Arshie Qureshi spoke to Shahid Rasool about his experience of studying in the US where he did his Master’s. Shahid was recently appointed Director, Commonwealth Education Media Centre for Asia, CEMCA. Before this, he was heading the EMMRC at Kashmir University
Q Share with us your first-day experience of being in a class of an American university.
On my first day at the University of Syracuse, I couldn’t gather much of what the professor said during the lecture. I couldn’t follow his words. His accent seemed totally alien. After the class, I went to him to share my concern. Then he slowed down, realising that there were some non-native English speakers in the class. Eventually, I picked up.
Q Tell us briefly what the pedagogical system is like in the US and how teaching is usually done there.
You have to be on your toes from 9am to 9pm, five days a week. You are encouraged to read more and more. In one of the classes, I remember, the teacher came to class with a trolley of books and asked students to pick books of their choice and select dates for themselves as to when they would return with the critical analysis of the book. A class spreads over a duration of three hours and the teacher only introduces the topic, followed by discussions. The sessions are very interactive and demand active participation. Also, there you don’t have a luxury of 70-75% attendance. You have to be in the class always with some specified exemptions.

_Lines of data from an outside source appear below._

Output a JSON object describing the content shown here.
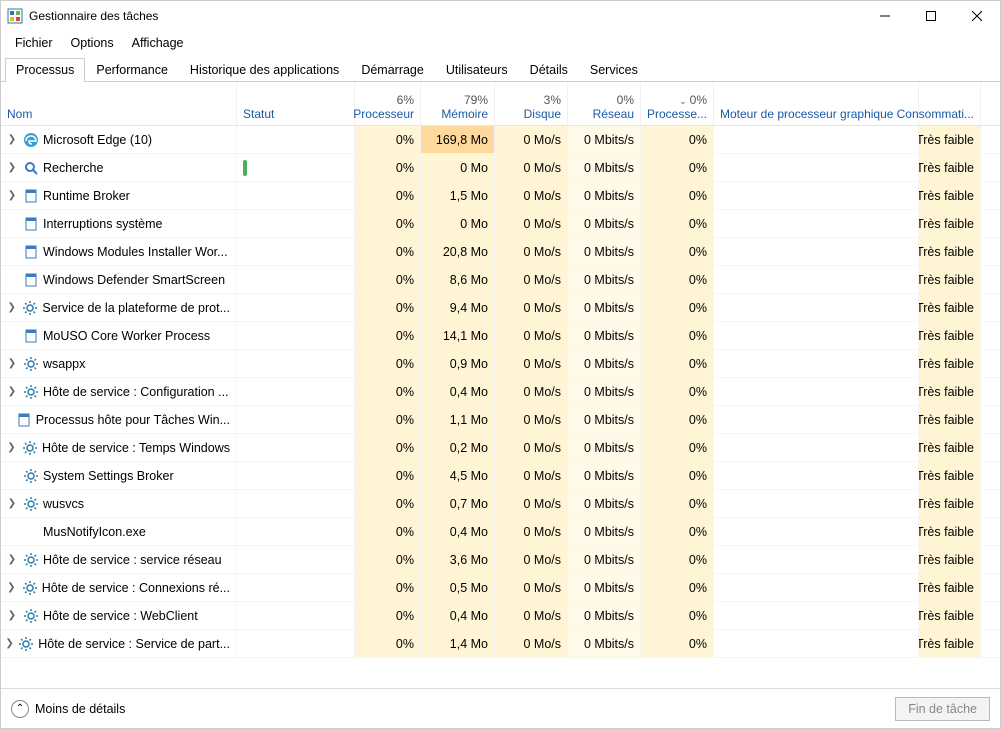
{
  "window": {
    "title": "Gestionnaire des tâches"
  },
  "menu": {
    "file": "Fichier",
    "options": "Options",
    "view": "Affichage"
  },
  "tabs": {
    "processes": "Processus",
    "performance": "Performance",
    "apphistory": "Historique des applications",
    "startup": "Démarrage",
    "users": "Utilisateurs",
    "details": "Détails",
    "services": "Services"
  },
  "columns": {
    "name": "Nom",
    "status": "Statut",
    "cpu": "Processeur",
    "mem": "Mémoire",
    "disk": "Disque",
    "net": "Réseau",
    "proc": "Processe...",
    "gpu": "Moteur de processeur graphique",
    "cons": "Consommati..."
  },
  "header_pct": {
    "cpu": "6%",
    "mem": "79%",
    "disk": "3%",
    "net": "0%",
    "proc": "0%"
  },
  "footer": {
    "less": "Moins de détails",
    "endtask": "Fin de tâche"
  },
  "colors": {
    "heat_low": "#fff9e8",
    "heat_med": "#fff4d4",
    "heat_high": "#ffd89e",
    "link": "#1a5aa8"
  },
  "rows": [
    {
      "exp": true,
      "icon": "edge",
      "name": "Microsoft Edge (10)",
      "status": "",
      "cpu": "0%",
      "mem": "169,8 Mo",
      "mem_heat": "hi",
      "disk": "0 Mo/s",
      "net": "0 Mbits/s",
      "proc": "0%",
      "cons": "Très faible"
    },
    {
      "exp": true,
      "icon": "search",
      "name": "Recherche",
      "status": "leaf",
      "cpu": "0%",
      "mem": "0 Mo",
      "disk": "0 Mo/s",
      "net": "0 Mbits/s",
      "proc": "0%",
      "cons": "Très faible"
    },
    {
      "exp": true,
      "icon": "proc",
      "name": "Runtime Broker",
      "status": "",
      "cpu": "0%",
      "mem": "1,5 Mo",
      "disk": "0 Mo/s",
      "net": "0 Mbits/s",
      "proc": "0%",
      "cons": "Très faible"
    },
    {
      "exp": false,
      "icon": "proc",
      "name": "Interruptions système",
      "status": "",
      "cpu": "0%",
      "mem": "0 Mo",
      "disk": "0 Mo/s",
      "net": "0 Mbits/s",
      "proc": "0%",
      "cons": "Très faible"
    },
    {
      "exp": false,
      "icon": "proc",
      "name": "Windows Modules Installer Wor...",
      "status": "",
      "cpu": "0%",
      "mem": "20,8 Mo",
      "disk": "0 Mo/s",
      "net": "0 Mbits/s",
      "proc": "0%",
      "cons": "Très faible"
    },
    {
      "exp": false,
      "icon": "proc",
      "name": "Windows Defender SmartScreen",
      "status": "",
      "cpu": "0%",
      "mem": "8,6 Mo",
      "disk": "0 Mo/s",
      "net": "0 Mbits/s",
      "proc": "0%",
      "cons": "Très faible"
    },
    {
      "exp": true,
      "icon": "gear",
      "name": "Service de la plateforme de prot...",
      "status": "",
      "cpu": "0%",
      "mem": "9,4 Mo",
      "disk": "0 Mo/s",
      "net": "0 Mbits/s",
      "proc": "0%",
      "cons": "Très faible"
    },
    {
      "exp": false,
      "icon": "proc",
      "name": "MoUSO Core Worker Process",
      "status": "",
      "cpu": "0%",
      "mem": "14,1 Mo",
      "disk": "0 Mo/s",
      "net": "0 Mbits/s",
      "proc": "0%",
      "cons": "Très faible"
    },
    {
      "exp": true,
      "icon": "gear",
      "name": "wsappx",
      "status": "",
      "cpu": "0%",
      "mem": "0,9 Mo",
      "disk": "0 Mo/s",
      "net": "0 Mbits/s",
      "proc": "0%",
      "cons": "Très faible"
    },
    {
      "exp": true,
      "icon": "gear",
      "name": "Hôte de service : Configuration ...",
      "status": "",
      "cpu": "0%",
      "mem": "0,4 Mo",
      "disk": "0 Mo/s",
      "net": "0 Mbits/s",
      "proc": "0%",
      "cons": "Très faible"
    },
    {
      "exp": false,
      "icon": "proc",
      "name": "Processus hôte pour Tâches Win...",
      "status": "",
      "cpu": "0%",
      "mem": "1,1 Mo",
      "disk": "0 Mo/s",
      "net": "0 Mbits/s",
      "proc": "0%",
      "cons": "Très faible"
    },
    {
      "exp": true,
      "icon": "gear",
      "name": "Hôte de service : Temps Windows",
      "status": "",
      "cpu": "0%",
      "mem": "0,2 Mo",
      "disk": "0 Mo/s",
      "net": "0 Mbits/s",
      "proc": "0%",
      "cons": "Très faible"
    },
    {
      "exp": false,
      "icon": "gear",
      "name": "System Settings Broker",
      "status": "",
      "cpu": "0%",
      "mem": "4,5 Mo",
      "disk": "0 Mo/s",
      "net": "0 Mbits/s",
      "proc": "0%",
      "cons": "Très faible"
    },
    {
      "exp": true,
      "icon": "gear",
      "name": "wusvcs",
      "status": "",
      "cpu": "0%",
      "mem": "0,7 Mo",
      "disk": "0 Mo/s",
      "net": "0 Mbits/s",
      "proc": "0%",
      "cons": "Très faible"
    },
    {
      "exp": false,
      "icon": "none",
      "name": "MusNotifyIcon.exe",
      "status": "",
      "cpu": "0%",
      "mem": "0,4 Mo",
      "disk": "0 Mo/s",
      "net": "0 Mbits/s",
      "proc": "0%",
      "cons": "Très faible"
    },
    {
      "exp": true,
      "icon": "gear",
      "name": "Hôte de service : service réseau",
      "status": "",
      "cpu": "0%",
      "mem": "3,6 Mo",
      "disk": "0 Mo/s",
      "net": "0 Mbits/s",
      "proc": "0%",
      "cons": "Très faible"
    },
    {
      "exp": true,
      "icon": "gear",
      "name": "Hôte de service : Connexions ré...",
      "status": "",
      "cpu": "0%",
      "mem": "0,5 Mo",
      "disk": "0 Mo/s",
      "net": "0 Mbits/s",
      "proc": "0%",
      "cons": "Très faible"
    },
    {
      "exp": true,
      "icon": "gear",
      "name": "Hôte de service : WebClient",
      "status": "",
      "cpu": "0%",
      "mem": "0,4 Mo",
      "disk": "0 Mo/s",
      "net": "0 Mbits/s",
      "proc": "0%",
      "cons": "Très faible"
    },
    {
      "exp": true,
      "icon": "gear",
      "name": "Hôte de service : Service de part...",
      "status": "",
      "cpu": "0%",
      "mem": "1,4 Mo",
      "disk": "0 Mo/s",
      "net": "0 Mbits/s",
      "proc": "0%",
      "cons": "Très faible"
    }
  ]
}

Q How do teachers conduct themselves with relation to the students and the subject they teach?’
The teacher-student relation does not extend beyond academics. Teachers are always available to the students and they are required to make it known to the students when they would be available for consultations. Apart from that, they are available online almost all the time. Sometimes they even conduct exams online.
Q And what is expected of the students in that system?
Learning and personality development are the things that are most emphasised on in that system. They are provided liberal atmosphere to grow into critical thinkers. They train their students to work as professionals, and that’s how they are expected to work. The nature of assignments they give is such that those are actually applicable and are made use of. I was given an assigned to draft a business model for a radio station which was not making money due to onslaught of alternate media. There was no way I could make up things. I had to understand the existing structures, the market and the audience demands.
Q Personally, what merits and demerits did you nd in that system?
The merits and demerits depend on the taker. No system or culture is free of both. It depends on the receiver. I feel that the whole system makes students work harder for their education. Students are very serious about education. Students and teachers treat each other as equals. So students go to class prepared. They are encouraged to develop original thoughts and ideas.
However, some people who travel to the US easily get carried away by the things that are considered inappropriate in our culture. One should not blindly accept everything.
Q What are the things we can adopt here from the American education system without going for an overhaul, which is impossible?
The best academic works have been produced by those from the West. Their models and systems are functional. It would be better to try to introduce these models here, with adjustments to local settings, rather than trying to reinvent the wheel here. Having a specialised staff can always improve the quality of teaching. The examiners in the US used to mark all the papers with remarks so that the students learnt from their mistakes. These are the small things we can do to at least bring some changes in the education system.
Q Given your experience in the US, what long-term measures would you suggest for making our system of education worthwhile?
The examination system here needs an immediate change. That the system has failed reflects in the increasing number of students going for re-evaluation of their papers. They have lost faith in the system and why should the teachers not be made accountable? Why should the teachers not be subject to regular assessments? If the teacher is failing to attract students to the class, why should he or she be teaching the course?
Q How much did your education in the US change your outlook?
Travel always adds new perspectives to one’s outlook. My education in the US taught me acceptance and being open minded to learning. It taught me to focus on specific things.